Вон его, вон его! Кто построил, кто пашет, вот тот и хозяин. А теперь — зао, шмао, аохэзэтэ!.. И хээржэ на выходе одно! Вот вскормили сучат на народные деньги! Тот же Сашка Чугуев — а кто он такой? Вот таким сопляком у меня под ногами, когда я тридцать лет беспорочно у домны. Да со мной Ракитин здоровался за руку! А теперь он на «мерсе», вон дом себе строит размером с силикатный завод, а работяги по помойкам побираются. Не хотел, а ударил Валерку, попал: и привык уже вроде Валерка, что при нем постоянно имя брата полощут, и фамилию отца заодно поневоле, но кольнуло сейчас все равно.

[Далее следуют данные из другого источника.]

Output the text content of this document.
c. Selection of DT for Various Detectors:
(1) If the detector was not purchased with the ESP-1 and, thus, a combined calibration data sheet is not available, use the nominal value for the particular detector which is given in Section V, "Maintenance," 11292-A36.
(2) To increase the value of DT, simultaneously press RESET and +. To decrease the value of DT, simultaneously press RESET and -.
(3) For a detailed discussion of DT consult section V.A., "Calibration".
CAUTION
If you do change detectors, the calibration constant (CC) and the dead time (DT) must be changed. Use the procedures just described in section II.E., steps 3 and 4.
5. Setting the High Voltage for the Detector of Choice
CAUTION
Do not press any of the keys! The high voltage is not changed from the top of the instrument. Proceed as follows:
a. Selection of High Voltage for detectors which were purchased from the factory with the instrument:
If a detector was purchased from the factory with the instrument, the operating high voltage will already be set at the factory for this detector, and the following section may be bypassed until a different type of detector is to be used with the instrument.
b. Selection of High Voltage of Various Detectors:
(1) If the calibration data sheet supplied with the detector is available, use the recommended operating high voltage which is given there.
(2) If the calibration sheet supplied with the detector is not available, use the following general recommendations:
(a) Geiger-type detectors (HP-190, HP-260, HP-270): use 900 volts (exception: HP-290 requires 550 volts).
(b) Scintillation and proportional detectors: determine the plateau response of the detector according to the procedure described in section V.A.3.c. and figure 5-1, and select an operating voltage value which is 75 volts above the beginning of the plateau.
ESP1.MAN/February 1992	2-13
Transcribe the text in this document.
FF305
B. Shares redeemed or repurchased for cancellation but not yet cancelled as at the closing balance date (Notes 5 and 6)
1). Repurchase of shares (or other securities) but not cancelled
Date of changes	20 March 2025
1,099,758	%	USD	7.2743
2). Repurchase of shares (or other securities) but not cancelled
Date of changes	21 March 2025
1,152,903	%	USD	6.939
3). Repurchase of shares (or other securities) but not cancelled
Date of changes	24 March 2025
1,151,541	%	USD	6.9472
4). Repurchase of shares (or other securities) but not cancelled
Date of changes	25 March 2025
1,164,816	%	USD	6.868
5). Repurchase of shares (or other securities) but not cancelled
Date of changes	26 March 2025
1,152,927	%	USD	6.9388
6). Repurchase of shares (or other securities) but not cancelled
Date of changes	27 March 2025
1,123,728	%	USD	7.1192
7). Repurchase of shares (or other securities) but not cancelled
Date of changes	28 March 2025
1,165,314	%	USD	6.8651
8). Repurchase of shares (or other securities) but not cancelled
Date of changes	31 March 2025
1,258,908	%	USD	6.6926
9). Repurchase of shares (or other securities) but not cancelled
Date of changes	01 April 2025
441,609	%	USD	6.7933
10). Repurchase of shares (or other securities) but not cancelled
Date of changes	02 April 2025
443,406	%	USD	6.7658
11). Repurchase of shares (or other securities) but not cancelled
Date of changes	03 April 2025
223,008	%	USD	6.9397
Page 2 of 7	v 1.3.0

— Ладно, ладно, Мартыныч, отваливай. — Мишка, будто почуяв состояние Валерки, старика обрывает: чего зря лишний раз парню душу мытарить? Сам-то вон он, Валерка: локоть к локтю с тобой, кирпичом в общей кладке, уже век, как срослись, словно эти, сиамские, жаром домны скрепленные-спаянные; разве ж он виноват, что брательник такой у него? Ну а батя, Чугуев Анатолий Семенович? Сам такому исчадию, надо думать, не рад. — А мы тут совещание акционеров проведем в сепаратном порядке, — на шалман, подмигнув, всем кивает — грубо сваренный из листового железа сарай, где толкутся уже мужики первой смены.
Водка крепко припахивает ацетоном и жженой резиной, но про водку со вкусом просто водки забыли давно — заскорузлые толстые пальцы сжимают хрусткий пластик стаканчиков и несут к жестким ртам, опрокидывают разом.
— А по мне, один хрен, — чуть подшипники первой порцией смазав, наконец-то Валерка свой мыслительный и речевой механизм с пробуксовкой в движение приводит. — Что московский хозяин, что нынешний. Что Савчук был, что Буров. Все как рыба башкой об лед. Мы и так по полгода зарплаты не видим.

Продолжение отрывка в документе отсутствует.